Newman took a slightly more conciliatory tone during his testimony, but still sought to shift the focus away from the blowout preventer and to the well itself.
"Here was a sudden, catastrophic failure of the cement, the casing, or both," he said. "Without a failure of one of those elements, the explosion could not have occurred."
The well's cementing was done by Halliburton. But Halliburton's chief safety and environmental officer, Tim Probert, said responsibility lay with either Transocean or BP.
"The casing shoe was cemented some 20 hours prior to the tragic incident," said Probert. "Had the BOP functioned as expected, this catastrophe may well not have occurred."
During the cementing of the well, Halliburton simply followed BP's instructions, he said.
Senators were not impressed with the blame game.
"Shifting the blame does not get us very far," said Republican Sen. John Barrasso of Wyoming. "And it does not change America's need for energy."
Several senators focused on the blowout preventer, and why it didn't work.
"Should we go forward with deep-water drilling when we know these blow out preventers may not function?" asked Democratic Sen. Mary Landrieu, of Louisiana, whose state has been severely affected by the spill.
Elmer Danenberger, former head of the Minerals Management Service, the federal agency that regulates offshore drilling, said the blowout preventers usually work.
But in some cases, such as thick sections where two joints come together, the preventers won't cut through the pipe, which is necessary to pinch it shut and stop leaks.
Senators wanted to know why there weren't more shears on the blowout preventer in case one shear hit a thick spot on the pipe. They also asked why other backup systems were not in place.
"That was going to be in place, but apparently it never happened," Danenberger answered.
It has been speculated that additional shears might make the devices too heavy for older drill rigs to carry.
Minerals Management Service has come under fire as the story of the spill has unfolded. The agency has to balance competing priorities: slowing drilling to ensure safety while also generating royalties for the U.S. government.
On Tuesday, the Obama administration announced plans to split the agency in two to avoid conflicting interests.
MMS has also been accused of being too close to the oil industry, especially after news broke last year that some of its members were partying with and receiving gifts from oil executives.
"You've all seen the records of the sex parties, the pot parties," Democratic Sen. Bill Nelson of Florida told a Senate Environment and Public Works panel in the afternoon. "MMS clearly needs to get cleaned up."
Under federal law, BP, as the lead project operator, is responsible for all clean-up costs associated with the spill. On Monday, BP said it has spent $350 million so far.
But damages caused by closure of fishing grounds, shipping lanes and tourist spots could exceed the cleanup costs, and it's unclear which party will pay those or how much they'll add up to.

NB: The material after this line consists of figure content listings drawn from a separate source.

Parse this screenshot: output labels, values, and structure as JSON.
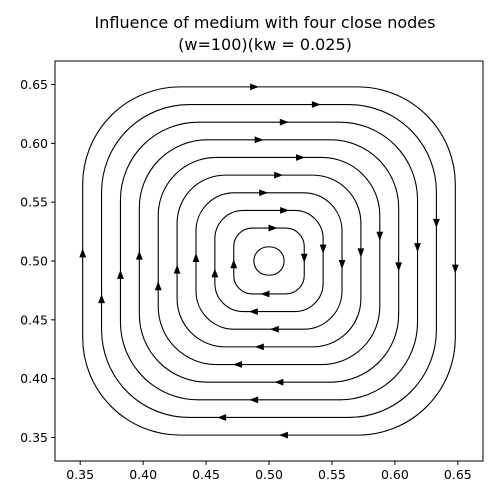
{
  "chart_data": {
    "type": "streamplot",
    "title_line1": "Influence of medium with four close nodes",
    "title_line2": "(w=100)(kw = 0.025)",
    "xlabel": "",
    "ylabel": "",
    "xlim": [
      0.33,
      0.67
    ],
    "ylim": [
      0.33,
      0.67
    ],
    "xticks": [
      0.35,
      0.4,
      0.45,
      0.5,
      0.55,
      0.6,
      0.65
    ],
    "xtick_labels": [
      "0.35",
      "0.40",
      "0.45",
      "0.50",
      "0.55",
      "0.60",
      "0.65"
    ],
    "yticks": [
      0.35,
      0.4,
      0.45,
      0.5,
      0.55,
      0.6,
      0.65
    ],
    "ytick_labels": [
      "0.35",
      "0.40",
      "0.45",
      "0.50",
      "0.55",
      "0.60",
      "0.65"
    ],
    "grid": false,
    "line_color": "#000000",
    "circulation": "clockwise",
    "center": [
      0.5,
      0.5
    ],
    "loop_half_widths": [
      0.012,
      0.028,
      0.043,
      0.058,
      0.073,
      0.088,
      0.103,
      0.118,
      0.133,
      0.148
    ]
  }
}
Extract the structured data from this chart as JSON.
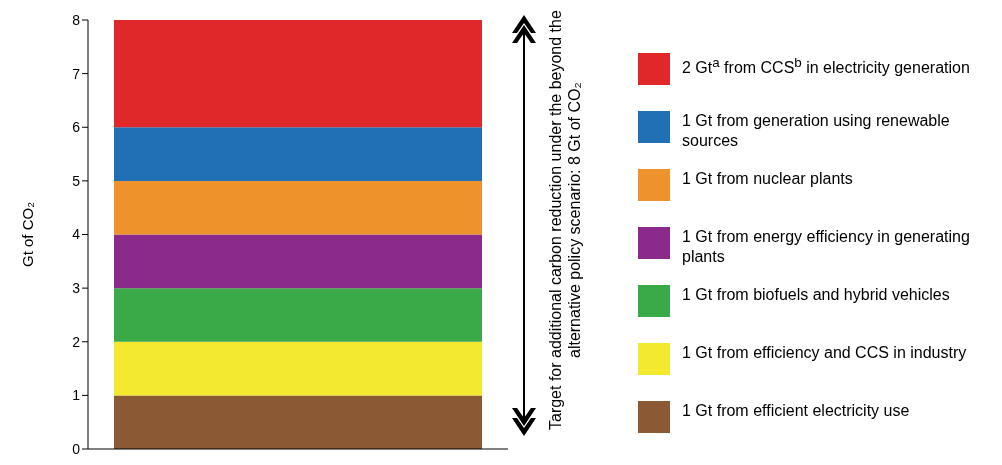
{
  "chart_data": {
    "type": "bar",
    "stacked": true,
    "ylabel": "Gt of CO₂",
    "categories": [
      null
    ],
    "ylim": [
      0,
      8
    ],
    "yticks": [
      0,
      1,
      2,
      3,
      4,
      5,
      6,
      7,
      8
    ],
    "grid": false,
    "legend": "right",
    "series": [
      {
        "name": "1 Gt from efficient electricity use",
        "color": "#8b5a35",
        "values": [
          1
        ]
      },
      {
        "name": "1 Gt from efficiency and CCS in industry",
        "color": "#f3e92e",
        "values": [
          1
        ]
      },
      {
        "name": "1 Gt from biofuels and hybrid vehicles",
        "color": "#3aaa49",
        "values": [
          1
        ]
      },
      {
        "name": "1 Gt from energy efficiency in generating plants",
        "color": "#8a2a8a",
        "values": [
          1
        ]
      },
      {
        "name": "1 Gt from nuclear plants",
        "color": "#ee922b",
        "values": [
          1
        ]
      },
      {
        "name": "1 Gt from generation using renewable sources",
        "color": "#2170b5",
        "values": [
          1
        ]
      },
      {
        "name": "2 Gt$^{a}$ from CCS$^{b}$ in electricity generation",
        "color": "#e0282b",
        "values": [
          2
        ]
      }
    ],
    "annotations": [
      "Target for additional carbon reduction under the beyond the alternative policy scenario: 8 Gt of CO₂"
    ]
  }
}
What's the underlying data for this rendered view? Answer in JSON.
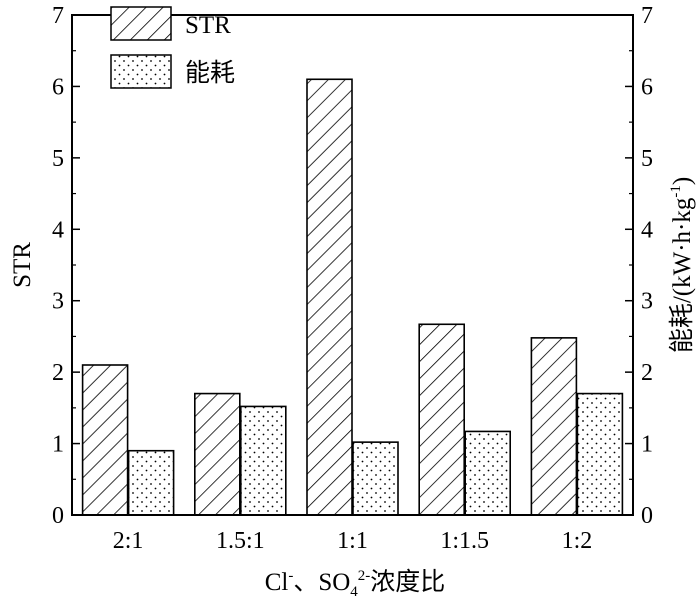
{
  "chart_data": {
    "type": "bar",
    "categories": [
      "2:1",
      "1.5:1",
      "1:1",
      "1:1.5",
      "1:2"
    ],
    "series": [
      {
        "name": "STR",
        "axis": "left",
        "pattern": "hatch",
        "values": [
          2.1,
          1.7,
          6.1,
          2.67,
          2.48
        ]
      },
      {
        "name": "能耗",
        "axis": "right",
        "pattern": "dots",
        "values": [
          0.9,
          1.52,
          1.02,
          1.17,
          1.7
        ]
      }
    ],
    "xlabel": {
      "pre": "Cl",
      "sup1": "-",
      "mid": "、SO",
      "sub": "4",
      "sup2": "2-",
      "post": "浓度比"
    },
    "ylabel": "STR",
    "y2label": {
      "pre": "能耗/(kW·h·kg",
      "sup": "-1",
      "post": ")"
    },
    "ylim": [
      0,
      7
    ],
    "y2lim": [
      0,
      7
    ],
    "yticks": [
      "0",
      "1",
      "2",
      "3",
      "4",
      "5",
      "6",
      "7"
    ],
    "y2ticks": [
      "0",
      "1",
      "2",
      "3",
      "4",
      "5",
      "6",
      "7"
    ],
    "legend": "top-left",
    "grid": false,
    "colors": {
      "bar_fill": "#ffffff",
      "stroke": "#000000"
    }
  }
}
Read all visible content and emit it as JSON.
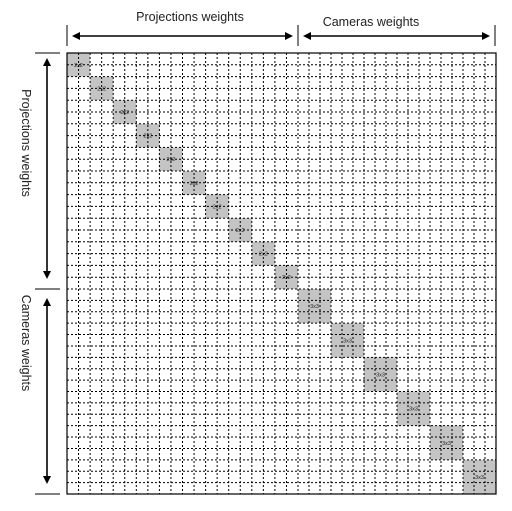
{
  "top_headers": {
    "projections": "Projections weights",
    "cameras": "Cameras weights"
  },
  "side_headers": {
    "projections": "Projections weights",
    "cameras": "Cameras weights"
  },
  "matrix": {
    "projection_blocks": 10,
    "projection_block_label": "2x2",
    "camera_blocks": 6,
    "camera_block_label": "3x3",
    "block_fill": "#c4c4c4",
    "grid_color": "#000000",
    "grid_style": "dotted"
  }
}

Under current law, BP may only be liable for the first $75 million of claims that are expected to run into the billions.
BP has said it will pay all "legitimate claims" when it comes to compensating people for economic loss.
At Tuesday's hearing, BP's McKay said the company expects to spend more than $75 million on compensating people for the spill.
But under questioning from Democratic Sen. Maria Cantwell of Washington, the extent of the commitment wasn't clear.
"So you'll pay for lost fishing opportunities?" asked Cantwell.
"All legitimate claims," responded McKay.
"And lost tourism revenue?" asked the senator.
"All legitimate claims," McKay answered again.
"And how about lost tax revenues to towns and parishes?" asked Cantwell.
"Question mark," said McKay.
"And damages sustained to Louisiana's brand?"
"I really don't know," said McKay.
While the subcontractors are thought to have some legal indemnification from BP and the federal government, lawyers say they could still be open to lawsuits from fisherman and others affected by the spill.
Ultimately, experts have said total costs could range from $2 billion to $14 billion or higher, depending on when the leaking well is closed and where the oil washes ashore.